Es éste el momento en que Virgilio abandona al poeta y le deja a solas con su amada. Ahora, purificado y arrepentido de sus pecados, guiado por Beatriz, que representa la ciencia teológica y cristiana, frente a Virgilio que representaba la razón y la sabiduría pagana, está ya en condiciones de remontarse al cielo:

 

puro y dispuesto a alzarme a las estrellas.

 

 

Paraíso

 

Según la antigua concepción cosmológica geocéntrica la Tierra, como depósito de todo lo material y corruptible, ocupa el centro del universo, rodeada de las nueve esferas, regidas por cada uno de los planetas, hasta entonces conocidos, más la  Luna, el Sol y las estrellas fijas, y  un círculo final o Empíreo, sede suprema de los bienaventurados.

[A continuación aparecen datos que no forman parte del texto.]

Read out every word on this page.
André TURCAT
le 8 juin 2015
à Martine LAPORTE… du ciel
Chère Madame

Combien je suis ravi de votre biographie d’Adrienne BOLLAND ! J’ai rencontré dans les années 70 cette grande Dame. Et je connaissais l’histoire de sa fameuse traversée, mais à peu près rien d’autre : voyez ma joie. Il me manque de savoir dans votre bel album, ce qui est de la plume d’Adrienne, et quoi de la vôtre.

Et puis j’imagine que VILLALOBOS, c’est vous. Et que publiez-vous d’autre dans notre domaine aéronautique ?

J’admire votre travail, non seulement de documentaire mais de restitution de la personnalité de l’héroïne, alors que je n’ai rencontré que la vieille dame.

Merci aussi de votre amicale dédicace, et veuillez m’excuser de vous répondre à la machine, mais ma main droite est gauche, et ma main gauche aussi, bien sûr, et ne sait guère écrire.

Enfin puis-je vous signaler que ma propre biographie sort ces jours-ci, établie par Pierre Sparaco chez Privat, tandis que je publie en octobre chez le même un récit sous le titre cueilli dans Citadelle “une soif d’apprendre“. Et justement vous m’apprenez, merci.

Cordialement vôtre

En compañía de Beatriz, que le guía y alecciona en las verdades de la teología, Dante va subiendo de una en otra esfera, movidas por cada una de las jerarquías angélicas, y encontrando en ellas a Personajes relacionados con los influjos astrológicos de dichos planetas: así en el cielo de Ia Luna encuentra, aún algo perceptibles, a aquellos que a la fuerza faltaron a sus votos; en el de Mercurio ,a los que obraron para conquistar fama, entre ellos el emperador Justiniano, que da cuenta a Dante de la historia del Imperio romano; en el de Venus a los que estuvieron sujetos al influjo del amor; en el cielo del Sol aparecen los espíritus sabios, entre los que destacan el dominico Tomás de Aquino, que entona la alabanza de San Francisco, y el franciscano Buenaventura, que elogia a Santo Domingo, para simbolizar así la hermandad de estas dos poderosas órdenes rivales.

En el cielo de Marte, el quinto, se presentan aquellos que lucharon por la fe, entre ellos el antepasado Cacciaguida, en forma de luces que componen una cruz; en el cielo de Júpiter se encuentran las almas de los hombres justos que vuelan formando una escritura y luego un águila; el séptimo cielo, de Saturno, alberga a los espíritus contemplativos, entre ellos San Benito, que narra la historia de la orden benedictina.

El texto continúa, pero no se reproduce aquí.